1.  Insure safety and stability necessary to do "The Work".  (absence of suicidality, abstinence from drugs, ETOH, or a behavior, have medical concerns be ruled out by a physician, insure that necessary resources to do the work are in place, etc)

2.  Identify "issues"- the events (relationships, circumstances, etc) or other causes that prompt us to feel mad, sad, afraid, ashamed, and/or hurt and/or "behave" in ways we struggle with.

3.  Process those issues in a way that diminishes, transforms, and/or (almost) eliminates them and subsequently behaviors, choicemaking, or perspectives that might contribute to these issues in an ongoing way.

4.  Provide a "body of material" (patient education, referral sources, resources etc) that enables the client to be able to do these things without the therapist.

5.  Insure that the client has sufficient resources (support groups, family, friends, etc) that support the work and use of that material in an ongoing way.

These are an oversimplification, but I think they go beyond simply "resolving a problem", eliminating a behavior and etc.  Much of the inner workings of these ideas don't get processed as much as I'd hope while we're being educated about our discipline, but again, of course this philosophy likely exists in many of our "theoretical orientations".  In my sense of things, the presence of such a philosophy doesn't go far enough- we as individual therapists need to have a grasp of our own sense of these things to make them as effective as possible. 

Would say further that none of this is supported unless part of our own supervision is about dealing with our own experience both as a therapist, and a person outside of therapy.  My ability to problem-solve many of the issues "not discussed" above is diminished by not having the opportunity to explore these things as part of our own clinical supervision.  The largest of these things for me are the underlying treatment philosophy, and the effectiveness and grace that I deal with my own life- including my life as a therapist.

Tuesday, April 27, 2010

Speaking of Service...

My friend and colleague Judy McGehee MA, LMFT (www.mcgeheepartners.org) along with Ted Aaselund LMFT have been providing clinical supervision (completing hours for graduation and/or eventual licensure) for a great group of interns and trainees at Judy's office in Glendora, California.  They have been providing sometimes up to 40 hours of services to local schools with these Masters level folk to students and families who might not get these services at all otherwise.

I have been truly humbled by the work of these people, and lucky to get to participate in part of the supervision.  We have been discussing the obvious concerns about professional standards, law and ethics concerns, types of interventions, philosophy, differential diagnosis, addiction, depression, abuse and etc.  What has been so remarkable though is the intensity of the losses and difficulties these students and families have had, but equally, the grace and commitment of the interns and Judy insuring that these folk get taken care of.

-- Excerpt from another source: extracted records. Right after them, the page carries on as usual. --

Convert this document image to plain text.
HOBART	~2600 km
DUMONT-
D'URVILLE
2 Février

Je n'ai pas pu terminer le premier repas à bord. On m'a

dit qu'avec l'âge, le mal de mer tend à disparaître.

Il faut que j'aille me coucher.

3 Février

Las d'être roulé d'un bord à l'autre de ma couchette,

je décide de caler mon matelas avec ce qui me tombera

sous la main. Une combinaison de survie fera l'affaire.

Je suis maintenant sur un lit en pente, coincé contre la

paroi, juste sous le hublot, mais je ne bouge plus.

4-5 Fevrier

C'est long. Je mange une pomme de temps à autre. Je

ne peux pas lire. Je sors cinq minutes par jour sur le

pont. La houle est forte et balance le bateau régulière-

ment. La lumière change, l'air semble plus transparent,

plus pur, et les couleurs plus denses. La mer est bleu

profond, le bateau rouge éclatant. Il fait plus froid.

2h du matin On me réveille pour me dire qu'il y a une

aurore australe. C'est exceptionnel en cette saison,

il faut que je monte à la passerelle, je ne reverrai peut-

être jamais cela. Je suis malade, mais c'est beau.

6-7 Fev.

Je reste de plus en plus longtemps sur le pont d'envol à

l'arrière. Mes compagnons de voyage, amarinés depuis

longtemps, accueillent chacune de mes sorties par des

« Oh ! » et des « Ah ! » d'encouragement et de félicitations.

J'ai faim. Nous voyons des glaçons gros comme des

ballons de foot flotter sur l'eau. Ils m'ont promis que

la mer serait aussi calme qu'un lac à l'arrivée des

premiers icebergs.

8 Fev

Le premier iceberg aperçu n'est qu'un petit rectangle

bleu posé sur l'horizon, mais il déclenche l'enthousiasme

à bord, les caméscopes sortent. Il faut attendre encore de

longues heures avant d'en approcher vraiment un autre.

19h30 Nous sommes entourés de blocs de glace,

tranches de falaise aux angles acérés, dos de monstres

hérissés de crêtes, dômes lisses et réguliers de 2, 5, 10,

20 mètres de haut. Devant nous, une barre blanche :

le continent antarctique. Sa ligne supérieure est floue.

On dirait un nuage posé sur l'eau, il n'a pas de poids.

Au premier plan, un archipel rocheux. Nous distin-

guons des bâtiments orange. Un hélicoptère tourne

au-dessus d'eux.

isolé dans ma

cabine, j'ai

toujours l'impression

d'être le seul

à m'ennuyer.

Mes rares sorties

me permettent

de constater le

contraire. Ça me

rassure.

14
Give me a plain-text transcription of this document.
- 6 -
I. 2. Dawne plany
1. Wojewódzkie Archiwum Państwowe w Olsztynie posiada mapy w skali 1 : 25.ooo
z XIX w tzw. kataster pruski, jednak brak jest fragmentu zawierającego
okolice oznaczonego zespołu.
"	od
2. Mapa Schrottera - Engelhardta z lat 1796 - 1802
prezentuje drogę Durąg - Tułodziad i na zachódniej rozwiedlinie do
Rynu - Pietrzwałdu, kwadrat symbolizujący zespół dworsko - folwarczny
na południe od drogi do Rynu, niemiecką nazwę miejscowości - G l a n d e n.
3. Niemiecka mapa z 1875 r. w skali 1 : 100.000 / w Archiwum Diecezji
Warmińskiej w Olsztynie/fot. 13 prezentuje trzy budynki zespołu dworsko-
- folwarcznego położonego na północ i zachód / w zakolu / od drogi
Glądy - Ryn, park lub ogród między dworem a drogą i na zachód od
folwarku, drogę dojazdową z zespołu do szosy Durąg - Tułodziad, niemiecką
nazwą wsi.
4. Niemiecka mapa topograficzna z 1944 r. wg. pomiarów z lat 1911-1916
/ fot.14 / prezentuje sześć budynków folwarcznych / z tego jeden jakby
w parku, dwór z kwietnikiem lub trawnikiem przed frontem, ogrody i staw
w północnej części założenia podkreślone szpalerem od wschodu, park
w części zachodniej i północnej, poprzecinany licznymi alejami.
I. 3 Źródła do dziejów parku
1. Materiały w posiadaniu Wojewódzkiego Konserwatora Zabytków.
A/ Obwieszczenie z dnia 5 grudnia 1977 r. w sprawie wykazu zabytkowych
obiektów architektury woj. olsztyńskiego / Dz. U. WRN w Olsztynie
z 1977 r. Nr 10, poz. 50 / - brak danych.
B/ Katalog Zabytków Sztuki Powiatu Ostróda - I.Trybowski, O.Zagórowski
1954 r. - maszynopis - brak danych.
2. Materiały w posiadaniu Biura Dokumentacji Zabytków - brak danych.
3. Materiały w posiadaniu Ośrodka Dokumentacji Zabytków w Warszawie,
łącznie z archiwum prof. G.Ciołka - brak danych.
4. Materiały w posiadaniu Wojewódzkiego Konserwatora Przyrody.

It appears now that eventually, on top of the individual services that are being provided to the educational institutions, students, and families, there may be an opportunity for a multi-family group therapy at low cost for these individuals.  This is such a great service, but sadly, there is no funding available for this to happen (space may be made available at a school).  Of course I can't discuss the details but, there have been some huge losses for these families that they are getting little support for treating from a public standpoint, the responsibility of both the service and the internship being largely on the shoulders of Judy and the interns, a little on Ted and I (as we didn't take this on from the beginning).  The families served aren't just getting low-level services- they are getting truly insightful, wise, professional services thanks to the good heartedness of the people involved.

Providing clinical supervision is such an important part of what I'm lucky enough to get to do.  It means much to me that I'm in a place where I'm not just empowered to help people, but that I am empowered to help people, who can further be of service to others.  What I do, I hope, matters a great deal, and the opportunity to share some of that with other people who might further use some of that to help yet other people is amazing.